The Late, Late Show: Plants with Great Fall Color | Hursthouse

The Late, Late Show: Plants with Great Fall Color

The Late, Late Show: Plants with Great Fall Color

Spring and summer flowers provide colorful combinations, but once fall arrives there’s fabulous foliage to enjoy. Bright, sunny days and cool nights produce some of the most brilliant reds, oranges and purples. Many gardens are in their fall glory right now. They can offer something we seldom find in spring: a wealth of interesting berries and ornamental seed heads. Some offer sensational scents. Katsura tree, for example, is coveted for its yellow fall color, but that’s not its only glory. The leaves have a distinctive cotton-candy fragrance in autumn.

Viburnums are medium-sized to tall shrubs that offer multi-season interest, an important factor when choosing any plant. In late spring and early summer, they’re covered with blooms that are followed by beautiful berries. Some varieties have honey-scented snowball-like flowers. When fall arrives, their leaves put on a show with shades of green, red or yellow. Choosing plants that perform for more than one season is key to getting the most out of the garden.

At this time of year, the plants in many landscapes are magnets for migrating birds as well. Trees and shrubs that provide energy-rich fruits, such as dogwoods, spicebush and sassafras, attract an assortment of song birds.

When we select vines, shrubs, trees and grasses for their late-season appeal they help extend the garden’s good looks and give one last hurrah before winter sets in. As baseball catcher Yogi Berra once said, “It ain’t over till it’s over.” Here are a few unusual and underused plants for the garden.

Black Tupelo (Nyssa sylvatica)

This is one of those trees that has the most spectacular glossy orange-to-red fall color. Another common name for black tupelo is “sour gum.” The tree, which is slow-growing, can reach 30-40’ tall and 25-35’ wide. Planted in full sun, black tupelo can be used as a shade tree, a street tree and as a focal point in a rain garden. It produces small fruits that mature to a dark blue and are attractive to birds and wildlife. It’s a tree that you don’t often see, but makes a great addition to the home garden.

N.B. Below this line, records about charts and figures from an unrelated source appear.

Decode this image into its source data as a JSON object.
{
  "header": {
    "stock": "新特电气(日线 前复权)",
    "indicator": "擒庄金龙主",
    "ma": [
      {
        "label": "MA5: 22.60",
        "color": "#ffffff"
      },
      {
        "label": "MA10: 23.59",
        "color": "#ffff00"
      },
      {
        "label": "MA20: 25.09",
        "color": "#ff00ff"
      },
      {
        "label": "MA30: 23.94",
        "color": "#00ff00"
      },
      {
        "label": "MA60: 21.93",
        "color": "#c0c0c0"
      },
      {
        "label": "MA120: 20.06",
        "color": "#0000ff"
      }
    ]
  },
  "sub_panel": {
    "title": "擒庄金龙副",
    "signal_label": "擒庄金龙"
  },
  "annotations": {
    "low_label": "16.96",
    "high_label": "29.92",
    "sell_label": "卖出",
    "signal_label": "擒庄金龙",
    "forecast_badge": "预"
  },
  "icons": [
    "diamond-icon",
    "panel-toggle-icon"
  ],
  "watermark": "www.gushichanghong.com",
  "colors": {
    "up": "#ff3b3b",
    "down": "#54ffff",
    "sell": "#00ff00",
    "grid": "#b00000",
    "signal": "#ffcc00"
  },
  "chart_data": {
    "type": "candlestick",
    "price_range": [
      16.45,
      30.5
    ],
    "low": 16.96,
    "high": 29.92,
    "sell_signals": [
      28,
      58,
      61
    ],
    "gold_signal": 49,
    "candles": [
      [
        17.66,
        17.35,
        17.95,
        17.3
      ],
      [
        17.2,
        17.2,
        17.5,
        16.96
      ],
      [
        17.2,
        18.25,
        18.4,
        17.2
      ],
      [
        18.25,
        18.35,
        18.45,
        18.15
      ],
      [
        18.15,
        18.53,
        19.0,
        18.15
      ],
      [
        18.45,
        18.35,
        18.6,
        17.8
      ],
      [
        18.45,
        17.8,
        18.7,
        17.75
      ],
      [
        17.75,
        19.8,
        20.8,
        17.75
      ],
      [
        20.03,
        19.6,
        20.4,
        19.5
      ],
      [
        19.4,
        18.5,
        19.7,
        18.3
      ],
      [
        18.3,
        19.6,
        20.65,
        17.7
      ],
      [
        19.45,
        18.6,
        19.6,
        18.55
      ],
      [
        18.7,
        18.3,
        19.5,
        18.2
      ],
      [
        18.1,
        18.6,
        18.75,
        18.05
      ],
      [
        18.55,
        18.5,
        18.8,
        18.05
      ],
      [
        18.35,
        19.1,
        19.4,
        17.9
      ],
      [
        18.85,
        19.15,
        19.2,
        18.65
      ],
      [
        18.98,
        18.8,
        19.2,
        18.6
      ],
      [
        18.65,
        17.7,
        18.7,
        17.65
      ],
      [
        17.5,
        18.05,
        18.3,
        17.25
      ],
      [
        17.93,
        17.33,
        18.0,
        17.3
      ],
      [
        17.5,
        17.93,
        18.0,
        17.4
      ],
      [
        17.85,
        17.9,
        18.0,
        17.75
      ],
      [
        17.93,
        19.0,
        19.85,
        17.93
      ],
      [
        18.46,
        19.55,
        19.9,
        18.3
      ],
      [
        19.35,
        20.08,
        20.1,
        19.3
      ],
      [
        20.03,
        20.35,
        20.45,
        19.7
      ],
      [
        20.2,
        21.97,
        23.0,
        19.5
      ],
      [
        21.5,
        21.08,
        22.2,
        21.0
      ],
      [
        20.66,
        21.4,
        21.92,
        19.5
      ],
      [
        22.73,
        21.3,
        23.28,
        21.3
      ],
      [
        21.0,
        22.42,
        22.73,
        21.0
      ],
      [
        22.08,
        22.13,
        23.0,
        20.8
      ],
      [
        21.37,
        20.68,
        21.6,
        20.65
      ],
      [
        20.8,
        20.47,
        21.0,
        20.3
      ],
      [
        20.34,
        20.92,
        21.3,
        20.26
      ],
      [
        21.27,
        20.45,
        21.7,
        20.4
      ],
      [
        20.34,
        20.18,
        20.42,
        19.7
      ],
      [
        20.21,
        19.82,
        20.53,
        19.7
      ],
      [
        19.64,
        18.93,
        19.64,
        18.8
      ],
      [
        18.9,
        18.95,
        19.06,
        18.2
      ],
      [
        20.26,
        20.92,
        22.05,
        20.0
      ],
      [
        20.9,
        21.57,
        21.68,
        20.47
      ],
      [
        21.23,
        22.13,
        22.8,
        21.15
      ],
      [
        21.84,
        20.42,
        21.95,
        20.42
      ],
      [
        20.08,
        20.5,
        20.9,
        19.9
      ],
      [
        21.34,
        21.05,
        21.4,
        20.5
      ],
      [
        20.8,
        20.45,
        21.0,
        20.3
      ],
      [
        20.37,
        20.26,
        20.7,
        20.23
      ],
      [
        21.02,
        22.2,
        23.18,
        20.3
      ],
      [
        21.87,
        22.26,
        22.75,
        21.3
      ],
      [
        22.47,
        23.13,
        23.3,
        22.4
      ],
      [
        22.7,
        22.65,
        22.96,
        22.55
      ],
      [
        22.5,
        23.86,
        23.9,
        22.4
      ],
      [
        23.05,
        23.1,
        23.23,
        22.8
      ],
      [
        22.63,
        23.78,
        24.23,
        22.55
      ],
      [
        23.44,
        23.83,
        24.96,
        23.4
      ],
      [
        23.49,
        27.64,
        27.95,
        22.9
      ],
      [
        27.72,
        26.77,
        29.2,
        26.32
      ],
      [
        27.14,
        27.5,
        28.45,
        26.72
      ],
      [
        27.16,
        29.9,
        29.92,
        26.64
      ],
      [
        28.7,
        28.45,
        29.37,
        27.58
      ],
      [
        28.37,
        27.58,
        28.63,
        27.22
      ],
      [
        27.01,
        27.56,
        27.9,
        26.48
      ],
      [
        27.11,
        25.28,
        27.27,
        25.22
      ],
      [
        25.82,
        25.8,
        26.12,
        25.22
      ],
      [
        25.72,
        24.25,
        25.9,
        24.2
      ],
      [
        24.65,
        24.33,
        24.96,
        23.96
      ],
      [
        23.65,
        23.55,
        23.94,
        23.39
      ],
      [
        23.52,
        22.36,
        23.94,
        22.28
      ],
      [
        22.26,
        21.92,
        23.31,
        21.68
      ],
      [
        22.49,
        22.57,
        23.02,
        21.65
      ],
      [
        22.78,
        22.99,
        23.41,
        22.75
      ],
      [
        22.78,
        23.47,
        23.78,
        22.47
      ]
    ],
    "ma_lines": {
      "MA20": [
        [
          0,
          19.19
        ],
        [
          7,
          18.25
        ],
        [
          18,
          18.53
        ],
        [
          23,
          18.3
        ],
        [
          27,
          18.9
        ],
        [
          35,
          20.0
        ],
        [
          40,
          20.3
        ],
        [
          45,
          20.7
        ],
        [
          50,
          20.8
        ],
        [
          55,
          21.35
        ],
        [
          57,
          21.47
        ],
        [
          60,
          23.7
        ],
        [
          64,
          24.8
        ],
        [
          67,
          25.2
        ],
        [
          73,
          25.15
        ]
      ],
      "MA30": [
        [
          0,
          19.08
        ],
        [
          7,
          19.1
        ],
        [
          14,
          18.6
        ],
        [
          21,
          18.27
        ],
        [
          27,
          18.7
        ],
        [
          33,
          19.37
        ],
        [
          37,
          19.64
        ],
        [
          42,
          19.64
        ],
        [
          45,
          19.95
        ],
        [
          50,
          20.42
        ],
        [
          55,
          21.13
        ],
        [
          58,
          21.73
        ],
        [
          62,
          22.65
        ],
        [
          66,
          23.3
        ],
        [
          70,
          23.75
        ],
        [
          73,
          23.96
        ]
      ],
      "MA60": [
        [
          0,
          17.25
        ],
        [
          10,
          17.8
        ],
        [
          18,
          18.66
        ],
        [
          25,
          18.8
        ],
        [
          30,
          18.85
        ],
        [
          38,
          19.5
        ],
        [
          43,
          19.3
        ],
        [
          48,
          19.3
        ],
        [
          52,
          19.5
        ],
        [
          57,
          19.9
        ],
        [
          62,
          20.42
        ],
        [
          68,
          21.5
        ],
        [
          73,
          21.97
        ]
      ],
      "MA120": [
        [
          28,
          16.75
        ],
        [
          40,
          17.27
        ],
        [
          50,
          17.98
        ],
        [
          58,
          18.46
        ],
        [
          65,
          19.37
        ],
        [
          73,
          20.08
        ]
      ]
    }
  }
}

Redbud (Cercis canadensis)

By October, the heart-shaped leaves on redbud turn beautiful shades of yellow and chartreuse. In nature, redbuds grow at the edge of the woods under taller shade trees. Their bright pink flowers light up the garden in spring and are usually abuzz with many small native bees and other pollinators. This small tree, which grows about 15’ tall and 10’ wide, is a good choice for shrub borders and when it’s used in groupings.

Beautyberry (Callicarpa dichotoma)

This shrub is named for its showy summer-to-fall display. In July, it’s heavily sprinkled with small pinkish-lavender flowers. By fall, a profusion of lilac-violet berries cover the stems that arch down to the ground like a waterfall. The chartreuse-yellow leaves make a great contrast with the berries, too. It’s one of the best ornamental fruiting shrubs around and is quite eye catching especially in autumn.

Big Bluestem Grass (Andropogon gerardii)

This tall grass once covered prairies across the Midwest. Its common name, “turkey foot,” is a nod to the 3-parted, fingerlike flower clusters. This grass comes into its own in late summer and fall with blue-green leaves that are tinged with red. After a frost, the leaves become a reddish-bronze with lavender tones, while the seed heads turn a hazy purple. This is an ornamental native grass that can be used in perennial borders or massed in a prairie-like garden along with coneflowers and other pollinator-friendly flowers.

Mountain Hydrangea (Hydrangea serrata)

Hydrangeas are the darlings of designers because of their fabulous flowers, which look good in summer and often last into winter. This particular hydrangea has burgundy-infused leaves. They create an effective backdrop for flowers that start out ivory, age to pink, and become red to maroon through late summer into fall. They’re cool plants that tend to be smaller than some of the giant panicle hydrangeas used in many home landscapes.